NAME

WARC::Record::Sponge - data sponge for WARC records

SYNOPSIS

use Digest::SHA;
use WARC::Builder;
use WARC::Record::Sponge;

$builder = new WARC::Builder ( ... );
$sponge = new WARC::Record::Sponge ( type => 'response' );
$sponge->begin_digest(block => sha1 => new Digest::SHA ('sha1'));

while (<$socket>) {
  print $sponge $_;
  # ... other processing ...
  $sponge->begin_digest(payload => sha1 => new Digest::SHA ('sha1'))
   if $end_of_headers_reached;
}

$builder->add($sponge);	# add to growing WARC volume

DESCRIPTION

WARC::Record::Sponge objects provide a streaming interface for constructing WARC records as data is received using a temporary file to store the record content. This allows recording records that exceed available memory.

This class provides objects with a tied filehandle interface using a data sponge model. In the "soak" phase, data is written to the handle, along with markers indicating the computation of digests for that data. In the "squeeze" phase, data is read back from the handle and the digests are collected.

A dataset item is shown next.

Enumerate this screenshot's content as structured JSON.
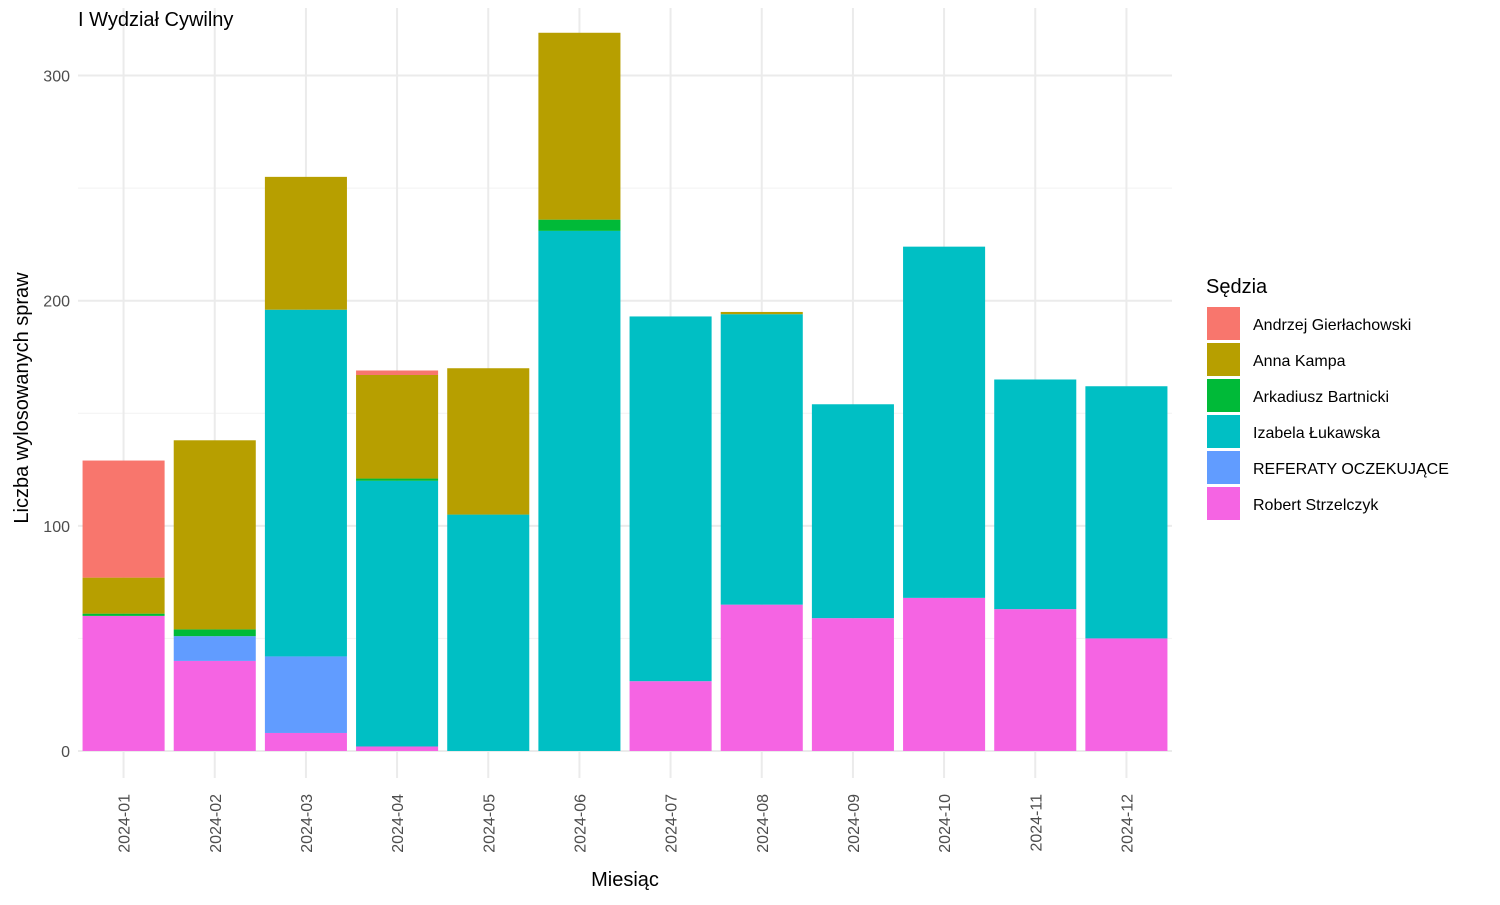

The object can then be reset to return to the "soak" phase to collect new data and "squeezed" again. All digest markers are removed upon returning to the "soak" phase. The handle is seekable in the "squeeze" phase, but append-only in the "soak" phase.

A WARC::Record::Sponge isa WARC::Record and inherits the fields method. Header fields may be set on a WARC::Record::Sponge, but all fields other than "WARC-Type" are erased when the reset method is used.

Methods

$sponge = new WARC::Record::Sponge ( ... )
$sponge->begin_digest ( $key , $tag , $digest )

Insert a digest marker using a digest object that must support the add, clone, and digest methods from the Digest API. All data written to the record is included in all digests active when the data is written.

$value = $sponge->get_digest ( $key )

Return a digest value for the data from the digest marker inserted with the given key to the current end of the data. The result is a Base32 value labelled with the tag given when the digest was started.

$sponge->readback

End the "soak" phase and switch to the "squeeze" phase.

$sponge->content_length

Return the length of the data stored in the sponge if called in the "squeeze" phase. Returns undefined if called during the "soak" phase.

$sponge->reset

End the "squeeze" phase and return to a new "soak" phase.

CAVEATS

The readback mode only implements block reads using read or sysread; readline and getc are not implemented.

AUTHOR

Jacob Bachmeyer, <jcb@cpan.org>

SEE ALSO

WARC::Record, WARC::Builder, WARC, Digest

COPYRIGHT AND LICENSE

Copyright (C) 2020 by Jacob Bachmeyer

This library is free software; you can redistribute it and/or modify it under the same terms as Perl itself.